The number blew past analysts’ expectations. The unemployment rate dipped to 5 percent.
More than six years after the recession ended, the job market is nearing a full recovery. The jobless rate peaked at 10 percent in 2009 and is now closing in on what many economists believe is its lowest sustainable level.
Still, the number of people working part-time who would prefer full-time positions remains unusually high and wage growth has been stagnant. The share of people participating in the labor force has fallen to the lowest levels in three decades. Though much of the decline is due to demographic changes, many workers have become so discouraged about their prospects of finding a job that they’ve given up the search.
Declining unemployment and a smaller workforce mean that the economy does not need to add a large number of jobs each month in order to tread water. Jim O’Sullivan, chief U.S. economist at High Frequency Economics, estimated that hiring would only need to clock in at 59,000 jobs a month over time to keep the unemployment rate steady. He forecast the economy would add 210,000 jobs in October.
Progress in the job market is a key factor in the Federal Reserve’s decision whether to raise its target interest rate this December for the first time in nearly a decade. The central bank cut its rate to zero during the 2008 financial crisis and has kept it there ever since in hopes of fostering a stronger recovery.
The Fed has repeatedly said that it expects to finally begin pulling back its support this year by lifting its target for interest rates if the recovery keeps chugging along as expected. Inflation has been running below the Fed’s goal of 2 percent, which is generally considered consistent with a healthy economy. But officials generally believe that strong hiring will eventually push prices back up.

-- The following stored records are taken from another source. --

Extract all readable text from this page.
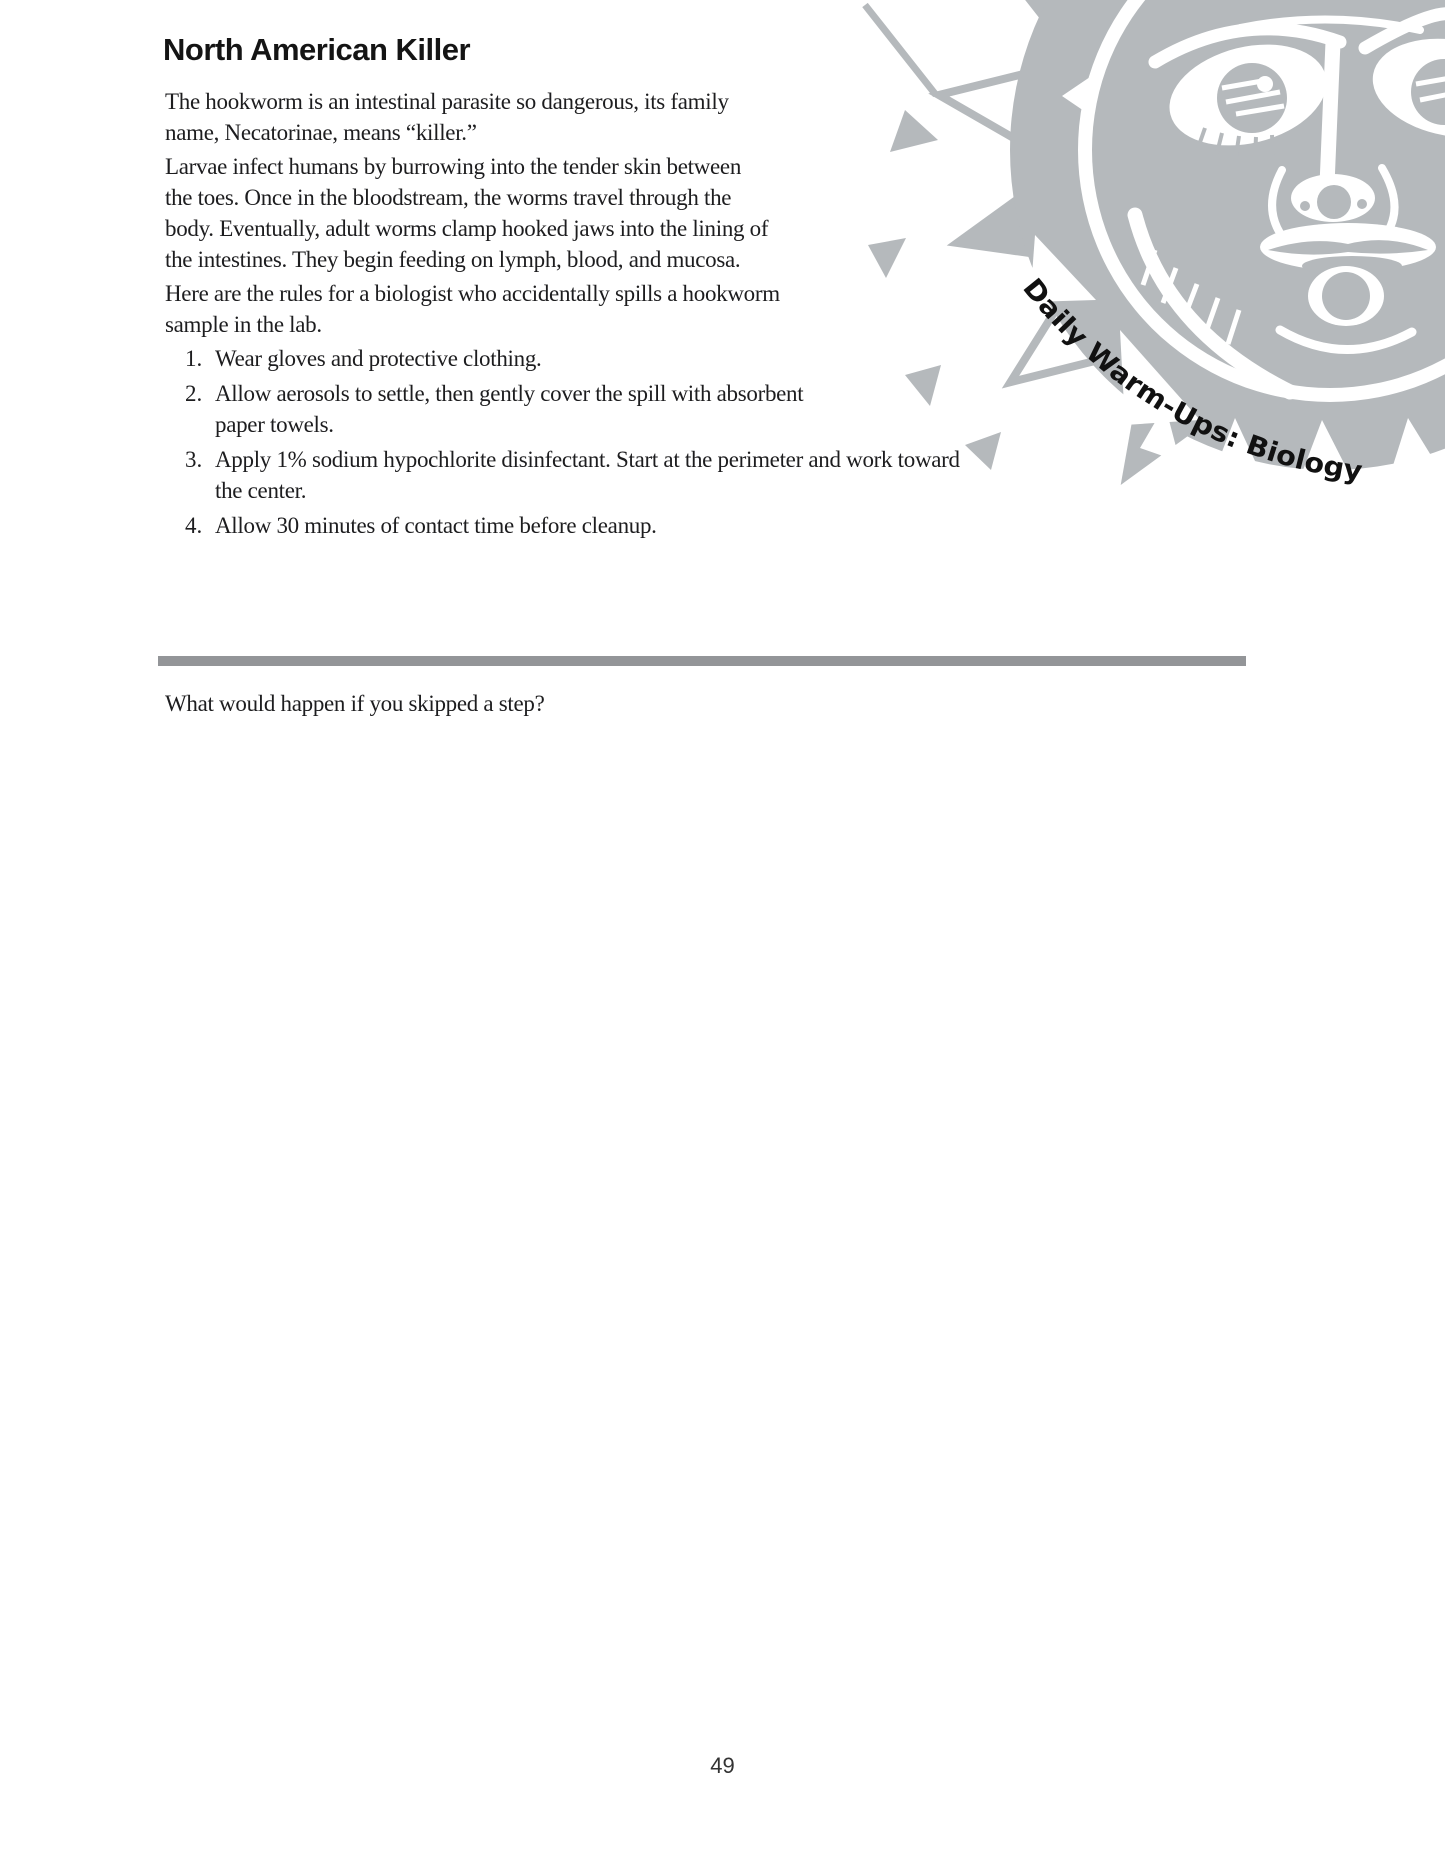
Daily Warm-Ups: Biology
North American Killer
The hookworm is an intestinal parasite so dangerous, its family
name, Necatorinae, means “killer.”
Larvae infect humans by burrowing into the tender skin between
the toes. Once in the bloodstream, the worms travel through the
body. Eventually, adult worms clamp hooked jaws into the lining of
the intestines. They begin feeding on lymph, blood, and mucosa.
Here are the rules for a biologist who accidentally spills a hookworm
sample in the lab.
1. Wear gloves and protective clothing.
2. Allow aerosols to settle, then gently cover the spill with absorbent
paper towels.
3. Apply 1% sodium hypochlorite disinfectant. Start at the perimeter and work toward
the center.
4. Allow 30 minutes of contact time before cleanup.
What would happen if you skipped a step?
49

“I think the case for liftoff will continue to firm up,” Atlanta Fed President Dennis Lockhart said in a speech Thursday.
The biggest risk to the recovery in the United States comes from overseas. China has acknowledged that the breakneck expansion that helped buoy the global economy after the financial crisis is no longer sustainable. The country lowered its target for annual growth over the next five years from 7 percent to 6.5 percent.
Fears over China’s ability to engineer a smooth transition set off wild swings in global financial markets over the summer, including a 1,000-point drop in the Dow Jones industrial average. Prices for oil and other commodities have plunged as a result of weak demand overseas, forcing the manufacturing and oil industries to shed thousands of jobs.
But Fed officials believe the ripple effects have not extended much further. Financial markets have calmed down, with the Dow now back in the green for the year. Consumer spending has remained robust, while the housing market has continued its slow recovery.
“At this point, I see the U.S. economy as performing well,” Fed Chair Janet Yellen said Wednesday during testimony on Capitol Hill.